The periacto will have a finish of different materials to give us the visual effect of a folded or unfolded structure.
When it is open, it can feature 2 or 1 shelf, depending on the size of the artefact/object we want to display. Along with it, we can have 2D graphics and text along the side walls to describe and give further detail of the object(s) on display.
We treated the entire venue like a living interface. Interactive buttons are embedded across the space, triggering content loops, lighting transitions, and storytelling variations. Touchpoints invite visitors to shape their own experience.
Closeup Peepholes
Pendulum Projections
Gesture Reveals
The space can be filled with stories of cooperation. The individuals who define the Cooperative speak of Mutual Benefit and Solidarity, Community Focus and Social Impact, Democratic Participation and Shared Responsibility, Adaptability and Innovation in a Changing World and The Importance of Values and Identity.
These stories can be discovered and explored throughout the space via pockets of engagement, which can be triggered through a wide range of interaction that give each visitor the feeling of discovering something by themselves. Unlocking each individual story that defines the collective.
We have explored the concept of bringing to life a story in the palm of your hand through a short throw mini projector inside a pendulum installation, or a textured panel that has to be clear through a hand gesture to trigger the telling of the story of that particular cooperative member.
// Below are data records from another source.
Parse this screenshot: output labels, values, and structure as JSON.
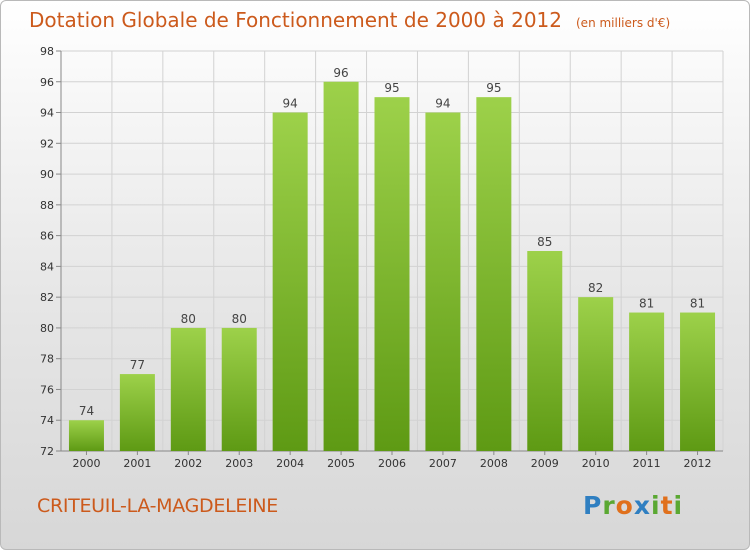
{
  "header": {
    "title": "Dotation Globale de Fonctionnement de 2000 à 2012",
    "unit": "(en milliers d'€)"
  },
  "footer": {
    "commune": "CRITEUIL-LA-MAGDELEINE",
    "logo_text": "Proxiti"
  },
  "colors": {
    "title": "#cc5a1c",
    "bar_top": "#9dd14a",
    "bar_bottom": "#5e9a14",
    "grid": "#d2d2d2"
  },
  "chart_data": {
    "type": "bar",
    "title": "Dotation Globale de Fonctionnement de 2000 à 2012",
    "subtitle": "(en milliers d'€)",
    "xlabel": "",
    "ylabel": "",
    "categories": [
      "2000",
      "2001",
      "2002",
      "2003",
      "2004",
      "2005",
      "2006",
      "2007",
      "2008",
      "2009",
      "2010",
      "2011",
      "2012"
    ],
    "values": [
      74,
      77,
      80,
      80,
      94,
      96,
      95,
      94,
      95,
      85,
      82,
      81,
      81
    ],
    "ylim": [
      72,
      98
    ],
    "yticks": [
      72,
      74,
      76,
      78,
      80,
      82,
      84,
      86,
      88,
      90,
      92,
      94,
      96,
      98
    ],
    "grid": true,
    "data_labels": true
  }
}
Most civic venues are built around fixed programs. We flipped that. The story isn’t something that happens in the space.
During a topic takeover the entire space can go through a visual transformation leveraging the media server controlled lighting system, sending a ripple effect across the environment, interconnecting ever Zone under a new Topic umbrella.
This is how we connect the entire space like an organism, allowing every digital component to react to new stories being added or the shifting behaviour of visitors within the space.
The physical build combines high-spec AV with raw textures: mirror, basalt, brushed aluminum, concrete. The visual language stays rooted in the local while gesturing toward the future.
The movable walls are treated with natural textures so that we have control over when we want to bring these natural elements into the space… closing the walls to either hide or reveal them when the occasion requires them.
Again creating a flexible system that allows the space to be reactive to a wide range of requirements. Using these feature walls when and where required without the cost of time or additional space, providing the client with a flexibility that fosters creativity.
Foilage finish
Stone Finish
Wood Finish
Rock Finish
Material choices are driven by weight, durability and how quickly each component can be fabricated and installed. Most elements follow a modular approach so pieces can be built off-site, transported easily and assembled with minimal on-site tooling. The main friction points come from the heavier structures—anything that requires reinforcement, counterweights or lifting equipment tends to slow down the schedule and limit how much we can reconfigure once we’re in the space.
There are also trade-offs between speed and finish: some materials install quickly but give us less flexibility for detailing or integration. All of this sits under timeline pressure, so defining what must be custom and what can be standardised is key to keeping the build predictable.
Piazza inCooperazione opened to the public in December 2025, but it’s designed for the next ten years.
The inaugural program included a civic roundtable, symbolic performances, and the premiere of Cooperation is Present, a new film that tells the Federation’s story through the voices of its members.
What started as a one off turned into a prototype: a civic engine, a cultural platform, a place for the future to gather.
This was a true cooperative effort, concept to completion, daydream to delivery.